March 18, 2026
The introduction of Fuel Finder in the UK means fuel retailers across the country are now required to share live pump prices via a Government-run open database, with the aim of making it simpler for drivers to compare nearby fuel stations by price.
The rollout of the scheme has seen some mixed reactions and immediate post-launch teething issues; however, for the public, it appears to be a largely welcome development, with 65% of motorists telling the AA they will now start to monitor their local pump prices using the scheme.
But while price, proximity and familiarity may influence the initial choice of fuel station, we’d be remiss to assume price alone is enough to secure repeat custom. Indeed, in a market where switching is easier than ever, do convenience, reliability and overall experience ultimately carry more weight?
The Government expects Fuel Finder to deliver each consumer savings of around £40 per year. According to our Beyond the Pump report, 71% of UK drivers visit a fuel station once or twice a week or a few times a month, meaning savings from Fuel Finder are spread thinly across individual visits. However, for many drivers, time is as tight as money, so those small, incremental savings are quickly weighed against the experience on site. With station visits typically lasting under ten minutes, tolerance for disruption is low, and a dispenser that fails to respond or a payment that does not go through can easily outweigh any price advantage.
In 2021, UK Government data showed that average daily fuel sales per site sat at 19,377 litres. If we take an average fill of 50 litres per vehicle, that equates to around 387 fuel transactions per day at a typical site. DFS has identified that almost a quarter (21%) of UK drivers say they would not return to a fuel site after a single bad experience.
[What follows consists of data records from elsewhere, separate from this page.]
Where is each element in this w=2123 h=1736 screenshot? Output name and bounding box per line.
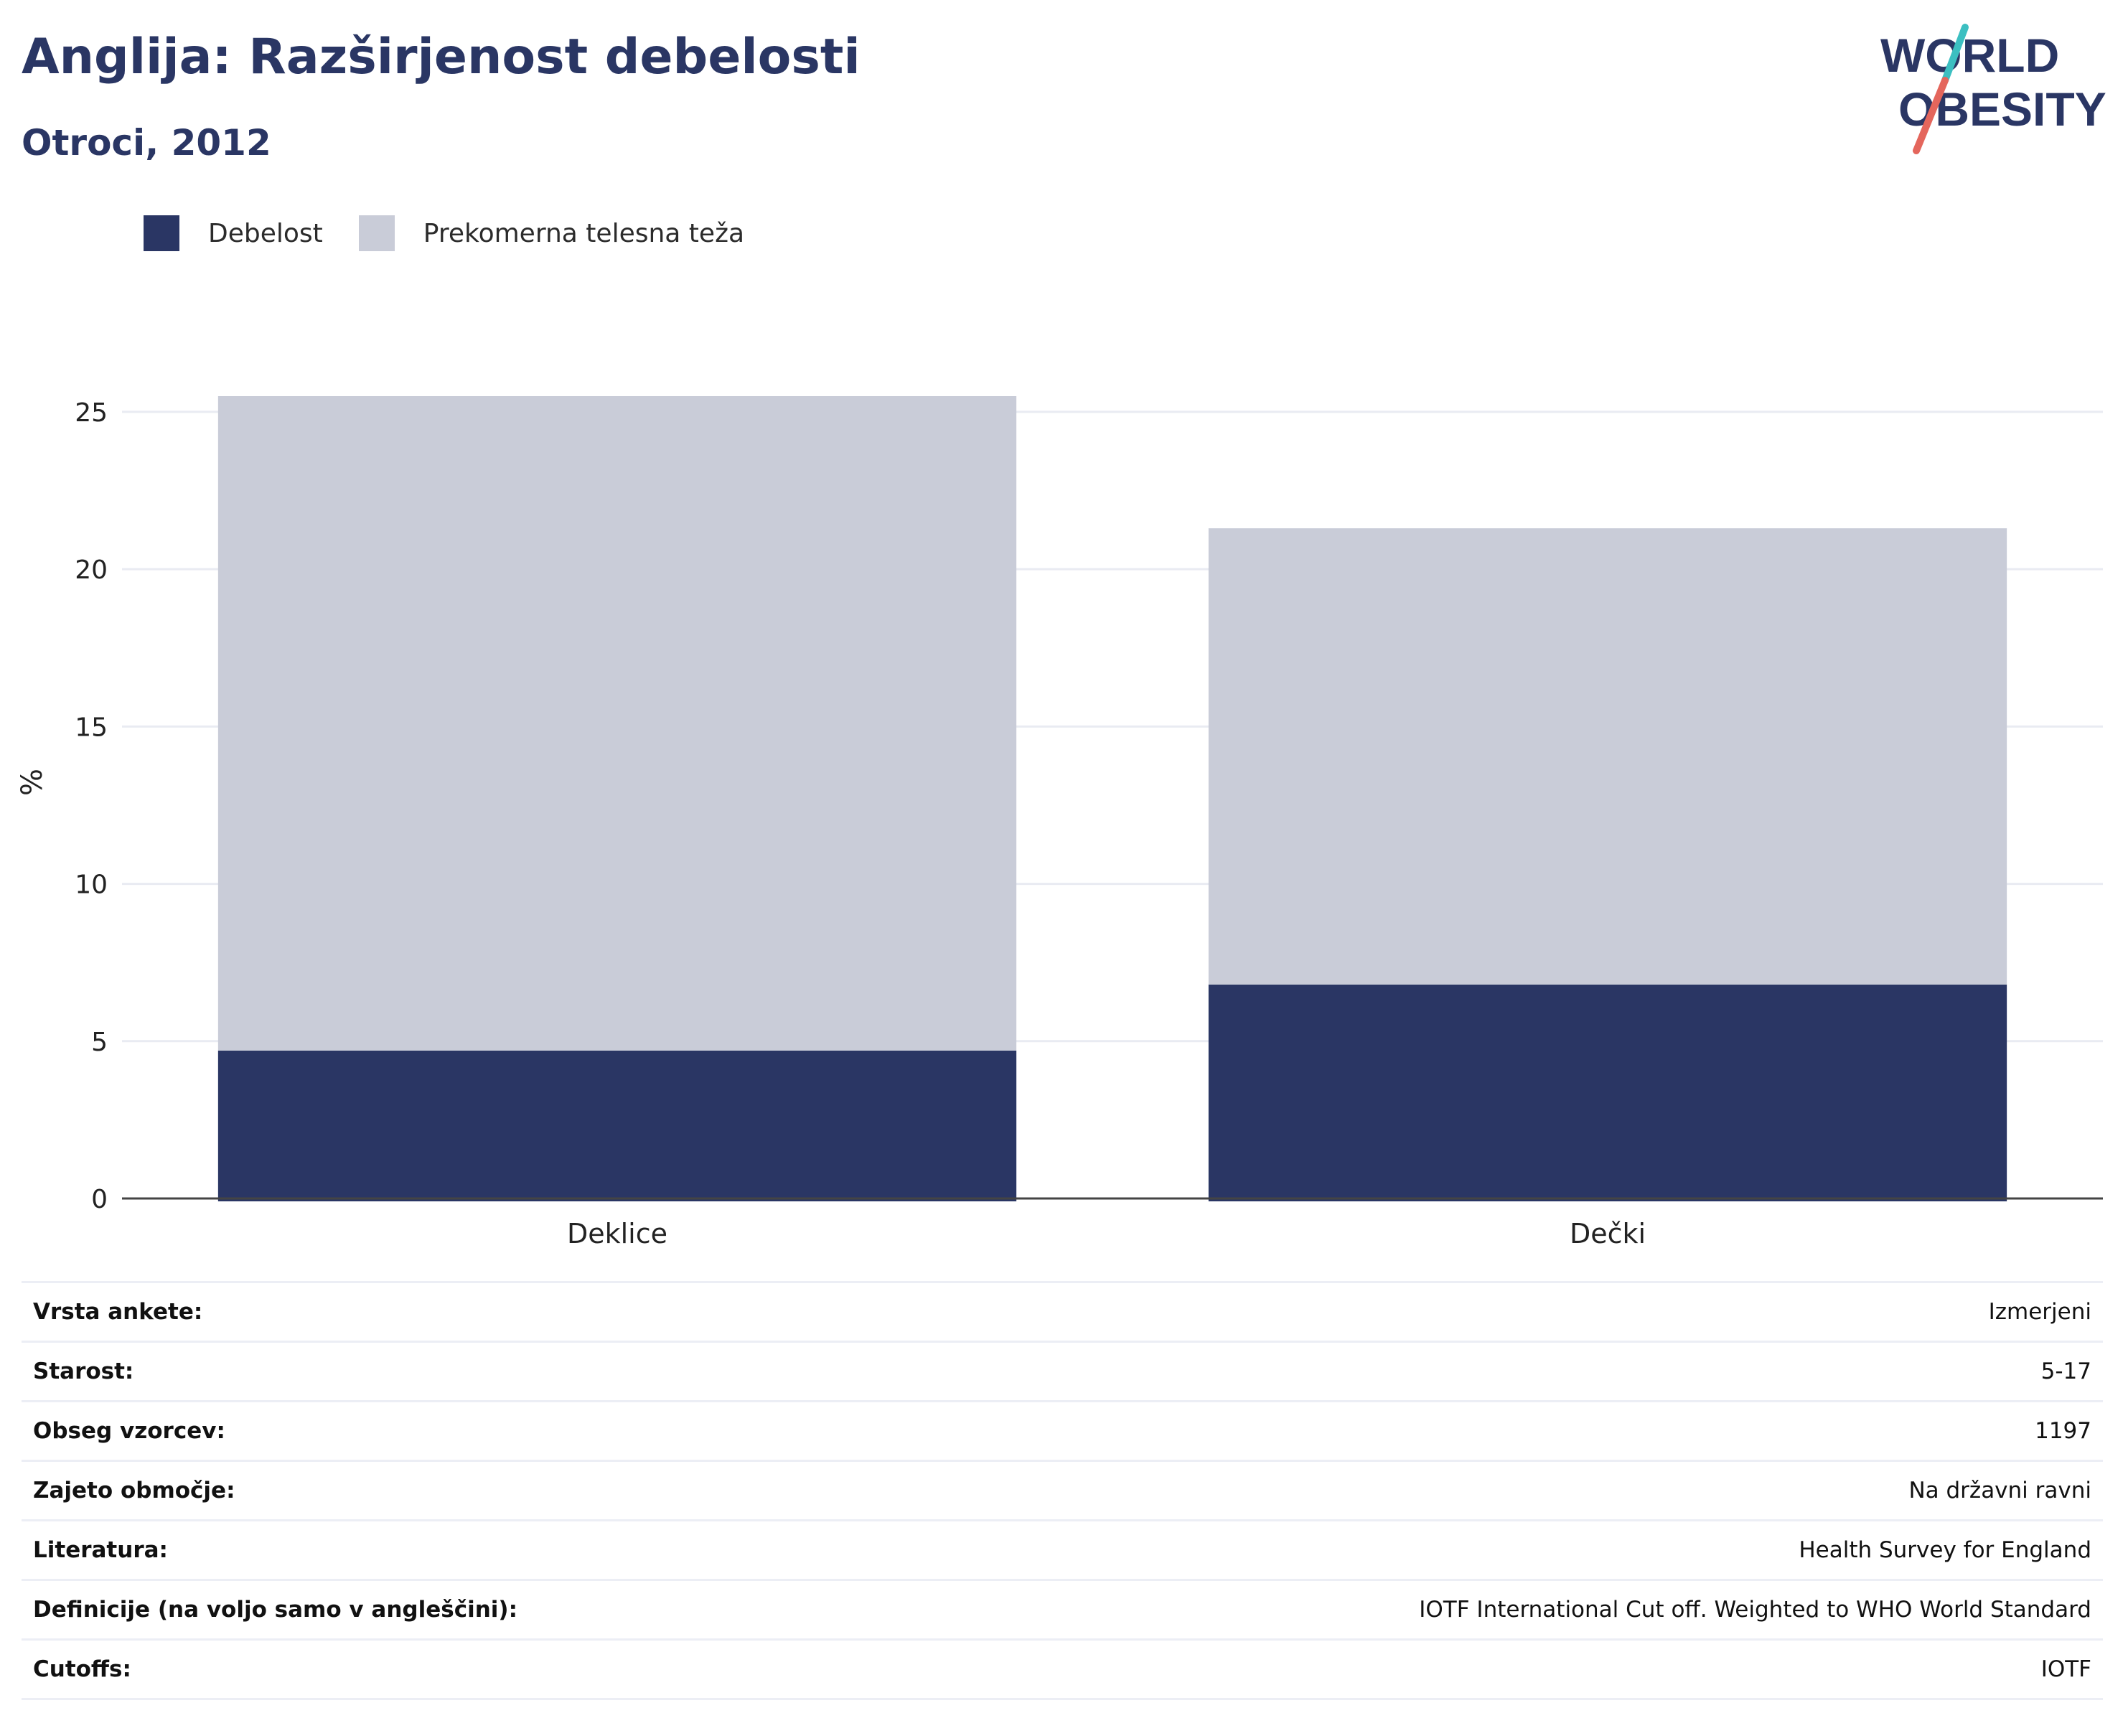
y-tick-label-25: 25 [75, 398, 108, 428]
meta-row: Starost: 5-17 [22, 1343, 2103, 1402]
meta-value: Na državni ravni [1908, 1478, 2091, 1503]
legend-label-overweight: Prekomerna telesna teža [423, 218, 745, 248]
legend-item-overweight[interactable]: Prekomerna telesna teža [358, 215, 745, 251]
y-tick-label-20: 20 [75, 555, 108, 585]
x-tick-label-0: Deklice [567, 1218, 667, 1249]
y-tick-label-15: 15 [75, 713, 108, 742]
legend-label-obesity: Debelost [208, 218, 323, 248]
meta-value: 1197 [2035, 1418, 2091, 1444]
meta-key: Obseg vzorcev: [33, 1418, 225, 1444]
meta-value: Health Survey for England [1799, 1537, 2091, 1563]
y-tick-label-0: 0 [91, 1185, 108, 1214]
meta-value: IOTF International Cut off. Weighted to … [1419, 1597, 2091, 1623]
meta-key: Cutoffs: [33, 1656, 131, 1682]
meta-row: Cutoffs: IOTF [22, 1641, 2103, 1700]
logo-word-world: WORLD [1880, 29, 2059, 82]
meta-value: Izmerjeni [1988, 1299, 2091, 1325]
stacked-bar-chart: 0 5 10 15 20 25% Deklice Dečki [16, 396, 2103, 1249]
meta-key: Vrsta ankete: [33, 1299, 203, 1325]
meta-row: Obseg vzorcev: 1197 [22, 1402, 2103, 1462]
chart-legend: Debelost Prekomerna telesna teža [144, 212, 780, 255]
x-tick-label-1: Dečki [1570, 1218, 1646, 1249]
bar-overweight-0 [217, 396, 1017, 1051]
meta-row: Definicije (na voljo samo v angleščini):… [22, 1581, 2103, 1641]
y-tick-label-10: 10 [75, 871, 108, 900]
chart-subtitle: Otroci, 2012 [22, 122, 271, 164]
y-axis-label: % [16, 769, 49, 796]
meta-row: Vrsta ankete: Izmerjeni [22, 1283, 2103, 1343]
logo-slash-coral [1913, 77, 1949, 154]
meta-key: Zajeto območje: [33, 1478, 235, 1503]
logo-slash-teal [1941, 24, 1969, 84]
bar-obesity-0 [217, 1050, 1017, 1201]
meta-key: Literatura: [33, 1537, 168, 1563]
legend-swatch-overweight [358, 215, 395, 251]
meta-key: Definicije (na voljo samo v angleščini): [33, 1597, 517, 1623]
chart-title: Anglija: Razširjenost debelosti [22, 29, 861, 85]
meta-value: IOTF [2040, 1656, 2091, 1682]
y-tick-label-5: 5 [91, 1028, 108, 1057]
meta-value: 5-17 [2040, 1359, 2091, 1384]
legend-item-obesity[interactable]: Debelost [144, 215, 323, 251]
bar-overweight-1 [1208, 528, 2007, 985]
meta-key: Starost: [33, 1359, 134, 1384]
meta-row: Literatura: Health Survey for England [22, 1521, 2103, 1581]
bar-obesity-1 [1208, 984, 2007, 1201]
world-obesity-logo: WORLD OBESITY [1880, 24, 2106, 154]
survey-metadata-table: Vrsta ankete: Izmerjeni Starost: 5-17 Obseg … [22, 1281, 2103, 1700]
legend-swatch-obesity [144, 215, 179, 251]
meta-row: Zajeto območje: Na državni ravni [22, 1462, 2103, 1521]
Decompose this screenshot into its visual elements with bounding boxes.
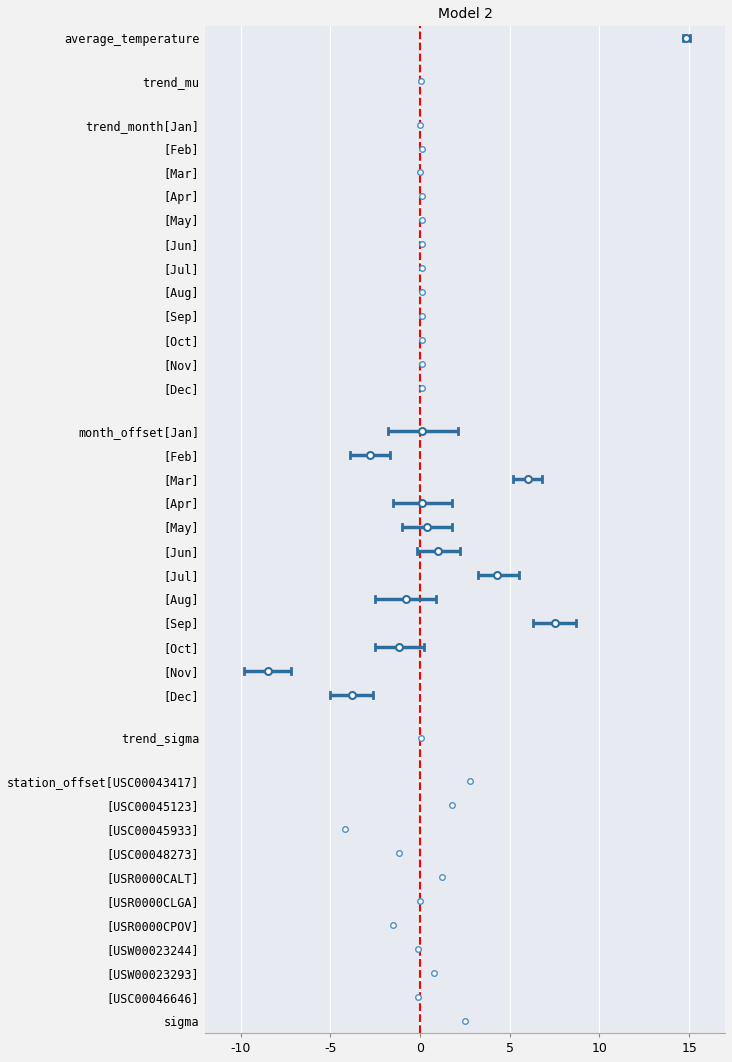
- Title: Model 2: Model 2: [438, 7, 493, 21]
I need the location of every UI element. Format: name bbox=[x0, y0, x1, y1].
Applied to daily volume, this suggests that more than 80 customers per day could be at risk of not returning following a poor visit. Over the course of a year, that could translate into tens of thousands of lost visits, underlining how quickly inconvenience for customers can directly impact a bottom line. Of course, the same operational inefficiencies that cost future visits also restrict capacity and erode revenue in real time, making their impact both immediate and long term. So, while price might be grabbing the headlines, it’s not always what makes the biggest difference day to day.
More often, it’s the quality and smoothness of the visit itself that determines whether customers return. Where friction can often arise here is not from dramatic breakdowns, but from small performance gaps. PwC’s survey of 15,000 consumers across 12 countries found 32% would abandon a brand they love after a single bad experience, showing how quickly inconvenience can impact purchasing decisions.
Pay at pump, in particular, concentrates these pressures into a single moment, bringing together hardware, payment, and connectivity in one interaction without the buffer of staff support. If authorisation lags or the terminal fails to respond, the delay can feel highly frustrating for customers. As sites add car washes, electric vehicle (EV) charging and additional services, the number of potential friction points only increases further. This means that in today’s market where switching fuel stations is easy and comparison is instant, reducing friction should be seen as an equal commercial priority to pricing strategy. But while this is all well and good in theory - how can this actually be delivered?
It starts with investing in systems designed to perform reliably, both individually and as part of the wider site ecosystem. A smooth visit depends on dispensers delivering accurate volumes with stable flow, terminals responding without hesitation and payment authorisation processing quickly and consistently, because those fundamentals underpin the entire customer experience.
Crucially, however, individual performance is only part of the equation. Dispensers, payment systems and site software must operate as a coordinated whole. When those systems communicate efficiently, performance can become a great deal more predictable and resilient. This creates a clear opportunity for retailers to elevate the customer experience through reliable equipment, enhanced services, smarter technology and loyalty schemes that genuinely make a difference. For those willing to adapt their fuel sites to meet today’s consumer expectations, the opportunity is not only to reduce inconvenience, but to differentiate and elevate the overall experience.
Fuel Finder may have increased price transparency, but it does not fundamentally change what determines whether a driver returns and could have adverse effects on how a whole brand’s network is viewed.
Greater price transparency has undoubtedly sharpened competition. But treating price as the sole driver of loyalty risks oversimplifying how consumers actually choose. Convenience, reliability, and a consistently smooth visit remain powerful differentiators and will be noticed when missing.